Use CamelCase or underscore_notation. Other Python packages in ST3 will be able to more easily interact with it. Additionally, the search indexer will properly split words, making search results more accurate. Obviously this does not matter if your package name is a single word or contains no Python.
However, it is not clear about which search it was said. Which one? (As I understand, it is not about the search invoked with Ctrl+F or Ctrl+Shift+F keys.)

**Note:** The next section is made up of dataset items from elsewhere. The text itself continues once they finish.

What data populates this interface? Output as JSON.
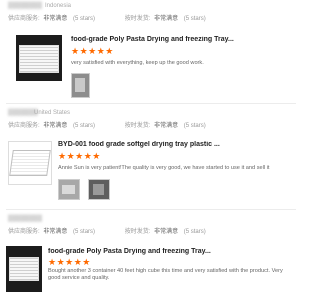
{
  "reviews": [
    {
      "country": "Indonesia",
      "supplier_service_label": "供应商服务:",
      "supplier_service_value": "非常满意",
      "supplier_service_stars": "(5 stars)",
      "delivery_label": "按时发货:",
      "delivery_value": "非常满意",
      "delivery_stars": "(5 stars)",
      "product_title": "food-grade Poly Pasta Drying and freezing Tray...",
      "rating_stars": "★★★★★",
      "review_text": "very satisfied with everything, keep up the good work."
    },
    {
      "country": "United States",
      "supplier_service_label": "供应商服务:",
      "supplier_service_value": "非常满意",
      "supplier_service_stars": "(5 stars)",
      "delivery_label": "按时发货:",
      "delivery_value": "非常满意",
      "delivery_stars": "(5 stars)",
      "product_title": "BYD-001 food grade softgel drying tray plastic ...",
      "rating_stars": "★★★★★",
      "review_text": "Annie Sun is very patient!The quality is very good, we have started to use it and sell it"
    },
    {
      "country": "",
      "supplier_service_label": "供应商服务:",
      "supplier_service_value": "非常满意",
      "supplier_service_stars": "(5 stars)",
      "delivery_label": "按时发货:",
      "delivery_value": "非常满意",
      "delivery_stars": "(5 stars)",
      "product_title": "food-grade Poly Pasta Drying and freezing Tray...",
      "rating_stars": "★★★★★",
      "review_text": "Bought another 3 container 40 feet high cube this time and very satisfied with the product. Very good service and quality."
    }
  ],
  "colors": {
    "accent": "#ff6a00",
    "title": "#222222",
    "meta": "#999999"
  }
}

The search indexer that it's referring to is the one on packagecontrol.io that allows you to search for packages. The search only matches on whole words and partial words that start with the search term you use; for example the Hermes package can be found with the search term Her
but not ermes
or erm
.
In order to make packages more easily searched if they contain multiple words, the indexer knows to split CamelCase
and snake_case
names into words to provide terms, so CoolColorScheme
is more findable than coolcolorscheme
.
In addition, in Sublime a package is actually a python module, which allows other packages to reference code in them if they want. For example, you can create a custom exec
command by subclassing the default one:
import sublime
import sublime_plugin
from Default.exec import ExecCommand
class MyExecCommand(ExecCommand):
pass
If you use spaces in your package name, this is made much harder as spaces are not allowed in module names. Thus this is less important if your package contains no Python code because then no other packages will be able to reference code in it anyway.